POST WAR AUSTRALIA - REFORMING BUREAUCRACY


Geoffrey Hawker
Who’s Master, Who’s Servant?
Reforming Bureaucracy
George Allen & Unwin, 100pp
0 86861 083 6

Australian Book Review, October 1982, pp. 11-12.

A key problem for socialist remains that of bureaucracy. The self-proclaimed socialist societies have been either clogged up by bureaucrats or traumatized through attempts to retain revolutionary enthusiasms. Inside capitalist societies, moves towards equality continued to be frustrated by public servants who are themselves beneficiaries of unequal tensions of power and comfort. On top of all these practical issues, the notion of bureaucracy challenges the incipient views of “class” that underlie socialist sentiments.

Geoffrey Hawker is one of a growing number of Australian left-wingers to take bureaucratic reform seriously. He is one of the few to suggest specific proposals within a broadly Marxian perspective.

Hawker opens with a bill “to abolish tenure of appointment in upper level position in public service”. In fact, he rightly advocates “the eventual, wholesale abolition of tenure”. Long before that happy day, he wants to politicize the policy unites government. His aim is to get social democratic thinking into the administration; he recognizes that there is a parallel need to get similar sentiments into a Labor ministry.

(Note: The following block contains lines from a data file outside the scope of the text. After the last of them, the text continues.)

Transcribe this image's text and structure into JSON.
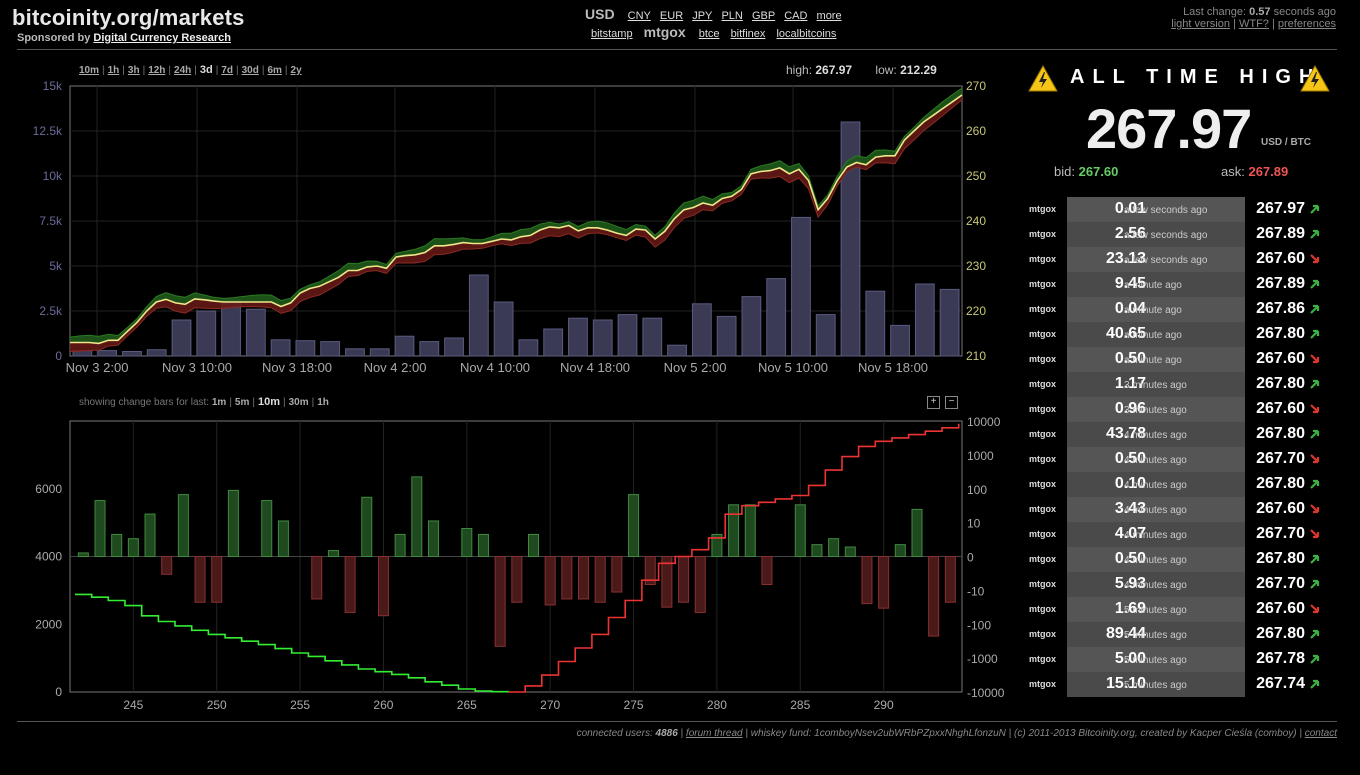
{
  "header": {
    "site_title": "bitcoinity.org/markets",
    "sponsor_prefix": "Sponsored by",
    "sponsor_link": "Digital Currency Research",
    "currency_active": "USD",
    "currencies": [
      "CNY",
      "EUR",
      "JPY",
      "PLN",
      "GBP",
      "CAD",
      "more"
    ],
    "exchanges_left": [
      "bitstamp"
    ],
    "exchange_active": "mtgox",
    "exchanges_right": [
      "btce",
      "bitfinex",
      "localbitcoins"
    ],
    "last_change_prefix": "Last change:",
    "last_change_value": "0.57",
    "last_change_suffix": "seconds ago",
    "links": [
      "light version",
      "WTF?",
      "preferences"
    ]
  },
  "range": {
    "options": [
      "10m",
      "1h",
      "3h",
      "12h",
      "24h",
      "3d",
      "7d",
      "30d",
      "6m",
      "2y"
    ],
    "selected": "3d",
    "high_label": "high:",
    "high_value": "267.97",
    "low_label": "low:",
    "low_value": "212.29"
  },
  "change_bars": {
    "label": "showing change bars for last:",
    "options": [
      "1m",
      "5m",
      "10m",
      "30m",
      "1h"
    ],
    "selected": "10m",
    "zoom_in": "+",
    "zoom_out": "−"
  },
  "ath": {
    "title": "ALL TIME HIGH",
    "price": "267.97",
    "unit": "USD / BTC",
    "bid_label": "bid:",
    "bid_value": "267.60",
    "ask_label": "ask:",
    "ask_value": "267.89"
  },
  "trades": [
    {
      "exchange": "mtgox",
      "amount": "0.01",
      "ago": "a few seconds ago",
      "price": "267.97",
      "dir": "up"
    },
    {
      "exchange": "mtgox",
      "amount": "2.56",
      "ago": "a few seconds ago",
      "price": "267.89",
      "dir": "up"
    },
    {
      "exchange": "mtgox",
      "amount": "23.13",
      "ago": "a few seconds ago",
      "price": "267.60",
      "dir": "down"
    },
    {
      "exchange": "mtgox",
      "amount": "9.45",
      "ago": "a minute ago",
      "price": "267.89",
      "dir": "up"
    },
    {
      "exchange": "mtgox",
      "amount": "0.04",
      "ago": "a minute ago",
      "price": "267.86",
      "dir": "up"
    },
    {
      "exchange": "mtgox",
      "amount": "40.65",
      "ago": "a minute ago",
      "price": "267.80",
      "dir": "up"
    },
    {
      "exchange": "mtgox",
      "amount": "0.50",
      "ago": "a minute ago",
      "price": "267.60",
      "dir": "down"
    },
    {
      "exchange": "mtgox",
      "amount": "1.17",
      "ago": "3 minutes ago",
      "price": "267.80",
      "dir": "up"
    },
    {
      "exchange": "mtgox",
      "amount": "0.96",
      "ago": "3 minutes ago",
      "price": "267.60",
      "dir": "down"
    },
    {
      "exchange": "mtgox",
      "amount": "43.78",
      "ago": "4 minutes ago",
      "price": "267.80",
      "dir": "up"
    },
    {
      "exchange": "mtgox",
      "amount": "0.50",
      "ago": "4 minutes ago",
      "price": "267.70",
      "dir": "down"
    },
    {
      "exchange": "mtgox",
      "amount": "0.10",
      "ago": "4 minutes ago",
      "price": "267.80",
      "dir": "up"
    },
    {
      "exchange": "mtgox",
      "amount": "3.43",
      "ago": "4 minutes ago",
      "price": "267.60",
      "dir": "down"
    },
    {
      "exchange": "mtgox",
      "amount": "4.07",
      "ago": "4 minutes ago",
      "price": "267.70",
      "dir": "down"
    },
    {
      "exchange": "mtgox",
      "amount": "0.50",
      "ago": "4 minutes ago",
      "price": "267.80",
      "dir": "up"
    },
    {
      "exchange": "mtgox",
      "amount": "5.93",
      "ago": "4 minutes ago",
      "price": "267.70",
      "dir": "up"
    },
    {
      "exchange": "mtgox",
      "amount": "1.69",
      "ago": "5 minutes ago",
      "price": "267.60",
      "dir": "down"
    },
    {
      "exchange": "mtgox",
      "amount": "89.44",
      "ago": "5 minutes ago",
      "price": "267.80",
      "dir": "up"
    },
    {
      "exchange": "mtgox",
      "amount": "5.00",
      "ago": "5 minutes ago",
      "price": "267.78",
      "dir": "up"
    },
    {
      "exchange": "mtgox",
      "amount": "15.10",
      "ago": "5 minutes ago",
      "price": "267.74",
      "dir": "up"
    }
  ],
  "footer": {
    "users_label": "connected users:",
    "users_value": "4886",
    "forum_link": "forum thread",
    "rest": "| whiskey fund: 1comboyNsev2ubWRbPZpxxNhghLfonzuN | (c) 2011-2013 Bitcoinity.org, created by Kacper Cieśla (comboy) |",
    "contact_link": "contact"
  },
  "colors": {
    "up": "#3cb043",
    "down": "#d9372c",
    "price_line": "#f0e68c",
    "volume": "#3a3a55"
  },
  "chart_data": [
    {
      "type": "line",
      "x_tick_labels": [
        "Nov 3 2:00",
        "Nov 3 10:00",
        "Nov 3 18:00",
        "Nov 4 2:00",
        "Nov 4 10:00",
        "Nov 4 18:00",
        "Nov 5 2:00",
        "Nov 5 10:00",
        "Nov 5 18:00"
      ],
      "y_left_ticks": [
        "0",
        "2.5k",
        "5k",
        "7.5k",
        "10k",
        "12.5k",
        "15k"
      ],
      "y_right_ticks": [
        "210",
        "220",
        "230",
        "240",
        "250",
        "260",
        "270"
      ],
      "ylim_volume": [
        0,
        15000
      ],
      "ylim_price": [
        210,
        270
      ],
      "grid": true,
      "volume": [
        300,
        300,
        250,
        350,
        2000,
        2500,
        3100,
        2600,
        900,
        850,
        800,
        400,
        400,
        1100,
        800,
        1000,
        4500,
        3000,
        900,
        1500,
        2100,
        2000,
        2300,
        2100,
        600,
        2900,
        2200,
        3300,
        4300,
        7700,
        2300,
        13000,
        3600,
        1700,
        4000,
        3700
      ],
      "price": [
        213,
        213,
        213,
        212.8,
        213.5,
        213.5,
        215.5,
        217.5,
        220,
        222,
        222.6,
        221.8,
        221.5,
        222.7,
        222.5,
        222.2,
        222,
        222,
        222,
        222,
        222,
        222,
        221,
        221.8,
        224,
        225,
        225.5,
        226.5,
        227.5,
        229,
        229,
        229.8,
        230,
        229.5,
        232,
        232.3,
        232.5,
        233,
        234.5,
        234.5,
        234.8,
        235.2,
        235,
        235,
        235.5,
        236,
        235.8,
        236.5,
        236.8,
        238,
        238.7,
        238.5,
        239,
        237.8,
        238.5,
        238.5,
        238,
        237.3,
        236.8,
        238.2,
        238,
        236,
        237.7,
        240.5,
        242.5,
        243,
        244,
        243.5,
        245,
        245.5,
        247,
        250.5,
        251,
        251.2,
        251.8,
        250.5,
        251.5,
        249,
        242.5,
        245,
        249,
        252,
        253,
        252.5,
        254.2,
        254.5,
        254.5,
        258,
        260,
        262,
        263.5,
        265,
        266.5,
        268
      ]
    },
    {
      "type": "bar",
      "x_ticks": [
        "245",
        "250",
        "255",
        "260",
        "265",
        "270",
        "275",
        "280",
        "285",
        "290"
      ],
      "y_left_ticks": [
        "0",
        "2000",
        "4000",
        "6000"
      ],
      "y_right_ticks": [
        "10000",
        "1000",
        "100",
        "10",
        "0",
        "-10",
        "-100",
        "-1000",
        "-10000"
      ],
      "ylim_left": [
        0,
        8000
      ],
      "bar_x": [
        242,
        243,
        244,
        245,
        246,
        247,
        248,
        249,
        250,
        251,
        253,
        254,
        256,
        257,
        258,
        259,
        260,
        261,
        262,
        263,
        265,
        266,
        267,
        268,
        269,
        270,
        271,
        272,
        273,
        274,
        275,
        276,
        277,
        278,
        279,
        280,
        281,
        282,
        283,
        285,
        286,
        287,
        288,
        289,
        290,
        291,
        292,
        293,
        294
      ],
      "bar_v": [
        0.3,
        20,
        2,
        1.5,
        8,
        -1.5,
        30,
        -10,
        -10,
        40,
        20,
        5,
        -8,
        0.5,
        -20,
        25,
        -25,
        2,
        100,
        5,
        3,
        2,
        -200,
        -10,
        2,
        -12,
        -8,
        -8,
        -10,
        -5,
        30,
        -3,
        -14,
        -10,
        -20,
        2,
        15,
        15,
        -3,
        15,
        1,
        1.5,
        0.8,
        -11,
        -15,
        1,
        11,
        -100,
        -10
      ],
      "sell_walls": [
        [
          241.5,
          2880
        ],
        [
          242.5,
          2800
        ],
        [
          243.5,
          2700
        ],
        [
          244.5,
          2550
        ],
        [
          245.5,
          2250
        ],
        [
          246.5,
          2080
        ],
        [
          247.5,
          1950
        ],
        [
          248.5,
          1820
        ],
        [
          249.5,
          1700
        ],
        [
          250.5,
          1600
        ],
        [
          251.5,
          1500
        ],
        [
          252.5,
          1400
        ],
        [
          253.5,
          1280
        ],
        [
          254.5,
          1150
        ],
        [
          255.5,
          1050
        ],
        [
          256.5,
          920
        ],
        [
          257.5,
          800
        ],
        [
          258.5,
          680
        ],
        [
          259.5,
          600
        ],
        [
          260.5,
          520
        ],
        [
          261.5,
          420
        ],
        [
          262.5,
          300
        ],
        [
          263.5,
          200
        ],
        [
          264.5,
          90
        ],
        [
          265.5,
          30
        ],
        [
          266.5,
          10
        ],
        [
          267.5,
          0
        ]
      ],
      "buy_walls": [
        [
          267.5,
          0
        ],
        [
          268.5,
          180
        ],
        [
          269.5,
          500
        ],
        [
          270.5,
          900
        ],
        [
          271.5,
          1300
        ],
        [
          272.5,
          1700
        ],
        [
          273.5,
          2200
        ],
        [
          274.5,
          2700
        ],
        [
          275.5,
          3300
        ],
        [
          276.5,
          3800
        ],
        [
          277.5,
          4000
        ],
        [
          278.5,
          4200
        ],
        [
          279.5,
          4550
        ],
        [
          280.5,
          5250
        ],
        [
          281.5,
          5500
        ],
        [
          282.5,
          5600
        ],
        [
          283.5,
          5700
        ],
        [
          284.5,
          5800
        ],
        [
          285.5,
          6100
        ],
        [
          286.5,
          6550
        ],
        [
          287.5,
          6950
        ],
        [
          288.5,
          7250
        ],
        [
          289.5,
          7400
        ],
        [
          290.5,
          7500
        ],
        [
          291.5,
          7600
        ],
        [
          292.5,
          7700
        ],
        [
          293.5,
          7800
        ],
        [
          294.5,
          7920
        ]
      ]
    }
  ]
}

Tenure sustains the incompetent and the malevolent who respond to “open government” by keeping two sets of files: one “open” and the other operative. Before retirement they get their old files from Archives and lose them so that the thirty-year rule on the release of documents has destroyed more evidence than it has added to historical knowledge. These fat cats then retire on extravagant superannuation benefits. It is against such privileges and powers that Hawker directs his book.

His second reform area is freedom of information and here he notes the extraordinary secretiveness of Australian officials and their self-protective devices such as maintaining twin sets of files. “Open government” is also seen as one way of informing politicians as well as educating the ordinary citizen.

Tied to the flow to people of information are Hawker’s thoughts on the distribution of power inside the bureaucracy which he discusses in a chapter on “Industrial democracy”. Following on from these matters, Hawker inevitably encourages the appointment of more women, black and immigrants at all levels.

Hawker’s final set of ideas brings in several political and constitutional complications. For instance, the existing divisions of power between Commonwealth, State and local authorities are one more hurdle to the efficient and effective provision of services. He also wants to replace departments by policy units and operating units. In other words, the people responsible for delivering pensions need not be managed by the people deciding who should be eligible for benefits.

Hawker sees parliament as a secondary place for instituting reform of society since it “is within the public service that fundamental disagreements over political and economic power will be tested”.

For each of these areas of reform, Hawker offers a few innovations plus a wide-ranging critique of current practices. The politician is enticed from particular improvements towards a general transformation, not only of the bureaucracy but also of the society as a whole.

Who’s Maser, Who’s Servant? could have been usefully arranged. Although it is brief, it is still too long for most politicians to read. John Cain and his ministers in Victoria should get someone to itemise Hawker’s proposals and arguments. Even at this late stage, such a list would provide the ALP cabinet there with a guide to why its achievements turn out to be less than its modest intentions. Hawker’s second chapter, “Labor’s Vanities”, consolidates the many critiques that have been made of the ineptness of the Whitlam administration. It is to avoid repeating all those errors that this book has been written.

In conclusion, here are five specific points for further debate. First, Hawker’s discussion of tenure needs to be extended beyond the public service and into academe, the ABC and all the intelligentsia. Tenure is one of the seven modern plagues: if total uncertainty is corrosive of creativity, absolute security is every bit as debilitating.

Secondly, portable superannuation needs to be planned, not ignored as Hawker has done. Thirdly, the life-span of reforms has to be estimated: can any loosening last more than twelve months before the old guard replicate their self-defences? Fourthly, the use of public sector employment as a form of social welfare for the halt and infirm has to be faced: this issue is particularly relevant to State and local government.

Finally, the false identification of governmentalism with socialism needs to be broken. Hawker does not suffer from this muddle himself, but neither has he confronted it openly. Since his book is aimed at the ALP, wherein confusion is chronic and endemic, a recognition of the true nature of state activities [as servant of capital] is an essential prelude to reforming bureaucracy.